Cette idée change la manière d’évaluer la Suite numérique de l’État. Si l’on raisonne uniquement en produit fini, on regardera surtout les manques, les retards ou l’adoption encore limitée. Si l’on raisonne en communs, on regarde aussi autre chose :

  • la réutilisabilité du code ;
  • la réduction des dépendances ;
  • la transparence technique ;
  • la possibilité de mutualiser entre administrations ;
  • la contribution à un écosystème libre plus large.

Ce n’est pas une garantie de succès. C’est simplement une autre grille de lecture, probablement plus adaptée à un projet public de cette nature.

Pourquoi l’adoption reste un enjeu central

Même avec une bonne intention politique, un outil ne vaut que s’il est utilisé. Or les sources évoquent une utilisation moyenne par moins de 200 000 agents, ce qui montre qu’on reste loin d’une généralisation à l’ensemble de la fonction publique. Cela pose une question très concrète : comment faire adopter une suite publique quand les habitudes, les outils existants et les contraintes de terrain sont déjà très installés ?

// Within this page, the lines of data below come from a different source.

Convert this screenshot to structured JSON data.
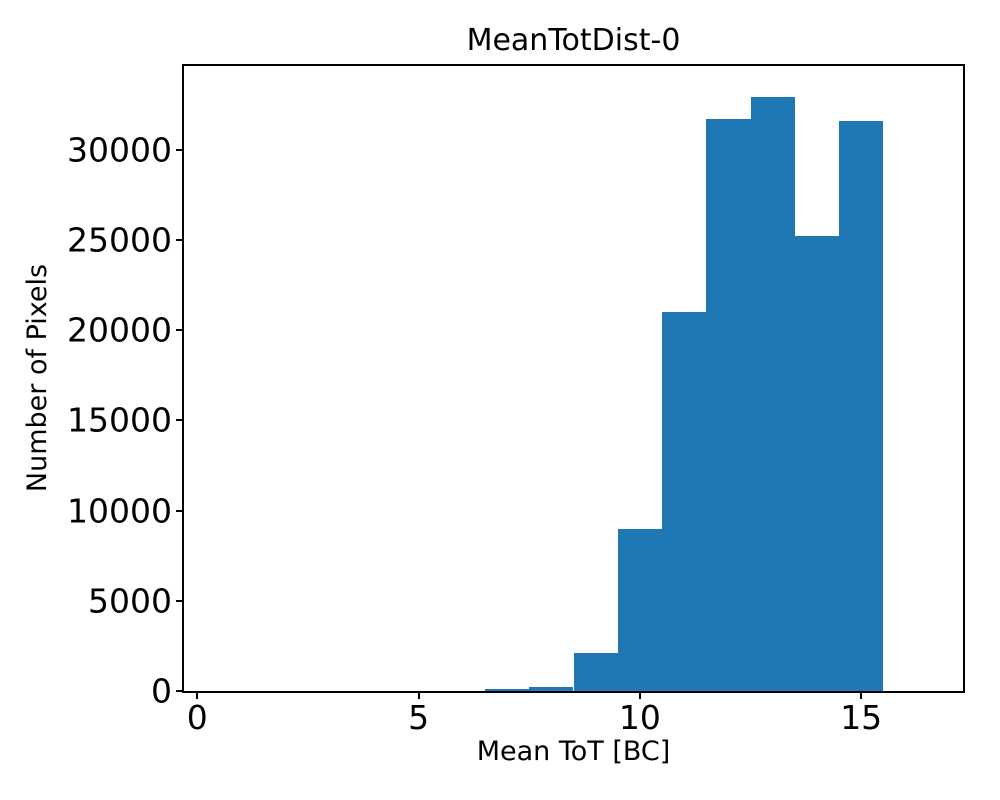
{
  "chart_data": {
    "type": "bar",
    "subtype": "histogram",
    "title": "MeanTotDist-0",
    "xlabel": "Mean ToT [BC]",
    "ylabel": "Number of Pixels",
    "bar_color": "#1f77b4",
    "axis_color": "#000000",
    "background_color": "#ffffff",
    "bin_edges": [
      6.5,
      7.5,
      8.5,
      9.5,
      10.5,
      11.5,
      12.5,
      13.5,
      14.5,
      15.5
    ],
    "counts": [
      100,
      250,
      2100,
      9000,
      21000,
      31700,
      32900,
      25200,
      31600
    ],
    "xlim": [
      -0.3,
      17.3
    ],
    "ylim": [
      0,
      34640
    ],
    "xticks": [
      0,
      5,
      10,
      15
    ],
    "yticks": [
      0,
      5000,
      10000,
      15000,
      20000,
      25000,
      30000
    ],
    "grid": false,
    "legend": null
  }
}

Dans ce type de projet, la difficulté n’est pas seulement de développer des services. Il faut aussi convaincre, former, intégrer aux pratiques réelles, garantir la fiabilité et éviter que l’outil public soit perçu comme une solution imposée mais moins pratique. C’est souvent là que se joue la réussite.

En clair, la Suite numérique de l’État ne peut pas être évaluée uniquement sur son intention politique. Elle doit aussi démontrer sa qualité d’usage. Sur ce point, la critique reste légitime : un commun numérique utile doit être non seulement libre, mais aussi pratique.

Ce qu’il faut retenir

La Suite numérique de l’État est à la fois un projet d’outillage administratif et un révélateur d’un débat plus profond sur le numérique public. Oui, son coût interroge. Oui, son niveau d’adoption reste un sujet. Mais non, on ne peut pas résumer le dossier à une simple dépense par agent ou à une opposition caricaturale entre efficacité et logiciel libre.

Le vrai sujet est peut-être plus ambitieux : savoir si l’État veut seulement consommer des solutions numériques, ou aussi contribuer à construire des communs sur lesquels il garde une prise. C’est plus long, plus difficile, parfois plus ingrat. Mais c’est probablement là que se joue une part importante de la crédibilité d’une politique numérique publique.

Et comme souvent en informatique, tout l’enjeu n’est pas seulement d’avoir un outil. C’est de savoir dans quelle dépendance on entre en l’utilisant.